All through high school until this point did I fear not finding a stable relationship...

But, you know, I consider myself lucky to have gained a whole lot more experience having worked 5 different gigs in the last year alone rather than having one full-time position: sales at 24 Hour, field marketing with Clif, promo with Marin French, computer show thanks to Helen <3, and now gladly coordinating the March for Babies with the March of Dimes. All on top of researching, networking, endless cover-letter-writing, and interviewing for a gabagillion different companies.

I've met some pretty flipping awesome people along the way, bonded with colleagues, and learned lots.

Sometimes I feel like I'm wasting my education, but then I've also come to realize that the greatest things I actually took away from college were my experiences and the people I met. Though, evidently, it's great to be well-educated, too. (Duh). With that said, I would rather spend the next few years of my life career hopping doing EVERYTHING in the food industry (where I've decided my passion lies greatest): from bottom to top, left to right. I wanna be a sponge and suck it all in while I still have the physical and mental ability to do so!

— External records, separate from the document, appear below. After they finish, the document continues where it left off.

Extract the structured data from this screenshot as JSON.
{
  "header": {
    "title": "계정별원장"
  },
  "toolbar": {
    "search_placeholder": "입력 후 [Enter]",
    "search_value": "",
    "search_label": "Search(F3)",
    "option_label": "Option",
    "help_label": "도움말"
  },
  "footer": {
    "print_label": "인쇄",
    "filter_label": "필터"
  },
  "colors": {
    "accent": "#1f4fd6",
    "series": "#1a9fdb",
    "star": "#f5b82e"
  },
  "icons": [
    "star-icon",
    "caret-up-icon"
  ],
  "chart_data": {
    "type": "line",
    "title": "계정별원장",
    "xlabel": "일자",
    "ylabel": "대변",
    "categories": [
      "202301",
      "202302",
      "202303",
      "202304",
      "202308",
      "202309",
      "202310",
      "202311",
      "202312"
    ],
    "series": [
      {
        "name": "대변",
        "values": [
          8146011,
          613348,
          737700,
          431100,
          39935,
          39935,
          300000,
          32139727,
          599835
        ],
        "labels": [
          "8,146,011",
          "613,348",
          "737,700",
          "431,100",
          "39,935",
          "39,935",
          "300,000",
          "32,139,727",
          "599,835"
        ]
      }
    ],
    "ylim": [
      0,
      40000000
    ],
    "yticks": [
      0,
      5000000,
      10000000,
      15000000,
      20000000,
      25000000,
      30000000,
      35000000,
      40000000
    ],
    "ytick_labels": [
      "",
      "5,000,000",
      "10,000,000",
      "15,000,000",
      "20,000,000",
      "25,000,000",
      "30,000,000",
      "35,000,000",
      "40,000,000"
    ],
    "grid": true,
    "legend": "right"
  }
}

And the same goes for relationships. Quite frankly, it ain't so bad being single. I've had the opportunity to meet some pretty epic people along this path, too. Experienced great love and great heartache, and have learned 10 x's more about myself and people's wants and needs than can ever imagined. I'm not saying that I don't miss having someone reliable to hold at the end of the day, but for now, the instability is quite refreshing and needed for me to develop into my very best self :). What's that line John Mayer sings? Oh yea:

And this is not to say
There never comes a day

I take my chances and start again
And when I look behind
On all my younger times
I have to thank the wrongs
That led me to a love so strong.

Yea.

Instability.

It ain't so bad. In fact, it's quite adventurous and life enriching in my opinion.

If you have the opportunity, you should try it out.